© Julia Nurit Schönnagel, MATH+
Author: Attila Karsai (TU Berlin)
Project: Structured optimal control of port-Hamiltonian network models (CRC/TRR 154, Project B03)
Challenge
Santa’s little helper Ruprecht was given an important task this year. He is responsible for supplying the cities A , B , and C with presents. Figure 1 shows the arrangement of the cities, which all lie on a straight line heading east. The cities A and B are 5 kilometers apart, the cities B and C even 15 kilometers.
Figure 1: Arrangement of the cities and the frozen canal.
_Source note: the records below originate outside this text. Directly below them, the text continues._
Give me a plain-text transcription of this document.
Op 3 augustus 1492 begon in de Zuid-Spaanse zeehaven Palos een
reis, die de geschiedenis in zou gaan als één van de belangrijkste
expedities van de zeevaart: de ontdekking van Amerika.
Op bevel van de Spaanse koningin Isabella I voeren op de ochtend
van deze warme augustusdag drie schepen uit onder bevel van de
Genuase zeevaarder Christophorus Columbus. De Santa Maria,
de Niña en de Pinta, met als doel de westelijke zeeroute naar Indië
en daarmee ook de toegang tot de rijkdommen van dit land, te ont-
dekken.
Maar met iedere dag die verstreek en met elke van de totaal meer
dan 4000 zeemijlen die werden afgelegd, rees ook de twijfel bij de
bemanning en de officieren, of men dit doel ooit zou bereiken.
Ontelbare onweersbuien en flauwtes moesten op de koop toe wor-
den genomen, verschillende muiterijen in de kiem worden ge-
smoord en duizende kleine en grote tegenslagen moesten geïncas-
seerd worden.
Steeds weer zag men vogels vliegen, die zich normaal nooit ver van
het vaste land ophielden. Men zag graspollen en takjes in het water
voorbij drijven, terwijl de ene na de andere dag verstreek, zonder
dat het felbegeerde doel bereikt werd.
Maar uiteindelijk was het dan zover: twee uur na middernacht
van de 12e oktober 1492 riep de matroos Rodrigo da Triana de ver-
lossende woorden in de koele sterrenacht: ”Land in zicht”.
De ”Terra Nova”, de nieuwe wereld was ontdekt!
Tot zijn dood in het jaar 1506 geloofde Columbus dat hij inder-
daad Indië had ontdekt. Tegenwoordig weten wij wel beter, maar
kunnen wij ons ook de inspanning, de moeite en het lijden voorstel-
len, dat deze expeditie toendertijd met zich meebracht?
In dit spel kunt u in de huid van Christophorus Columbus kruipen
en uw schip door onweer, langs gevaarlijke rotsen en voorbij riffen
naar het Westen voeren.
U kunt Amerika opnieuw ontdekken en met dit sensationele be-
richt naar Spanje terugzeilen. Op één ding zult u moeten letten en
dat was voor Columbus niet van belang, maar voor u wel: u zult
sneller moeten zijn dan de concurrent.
Ruprecht just finished supplying city A with presents and wants to impress Santa by delivering the cities B and C as quickly as possible. Unfortunately, there was heavy snowfall last night, and the streets connecting the cities are buried under a thick layer of snow. Therefore, Ruprecht’s progress is much slower than before. However, from earlier visits to this region, Ruprecht remembers that 3 kilometers north of A there is a canal that runs straight east. Figure 1 also shows this canal. Because of the freezing temperatures, the canal is frozen right now, and Ruprecht can ice-skate on the surface of the canal.
When Ruprecht trudges through the thick layer of snow, he manages to cover 5 kilometers per hour. On the frozen canal, with the help of his skates, he proceeds at 25 kilometers per hour.
We have the following questions:
- Does Ruprecht use the frozen canal on the fastest way from A to B ?
- Does Ruprecht use the frozen canal on the fastest way from B to C ?
- Does Ruprecht need more than 1 hour for the fastest way from A to B ?
- Does Ruprecht need less than 1.8 hours for the fastest way from B to C ?
Possible answers:
- (a) no, (b) no, (c) no, (d) no.
- (a) no, (b) no, (c) no, (d) yes.
- (a) no, (b) no, (c) yes, (d) no.
- (a) no, (b) no, (c) yes, (d) yes.
- (a) no, (b) yes, (c) no, (d) no.
- (a) no, (b) yes, (c) no, (d) yes.
- (a) no, (b) yes, (c) yes, (d) no.
- (a) no, (b) yes, (c) yes, (d) yes.
- (a) yes, (b) yes, (c) no, (d) no.
- (a) yes, (b) yes, (c) no, (d) yes.
Project reference:
A branch of mathematical optimisation is concerned with optimal control problems. Such control problems arise in a variety of real-world applications, ranging from economics over robotics to the control of the power grid of a whole country. In many cases, it can be observed that the optimal control requires a detour to reduce costs. This phenomenon is called turnpike phenomenon. The name is reminiscent of an observation from everyday life: when driving a long distance, it is almost always quicker to take a detour via a freeway (turnpike) than to drive slowly on the country road all the time.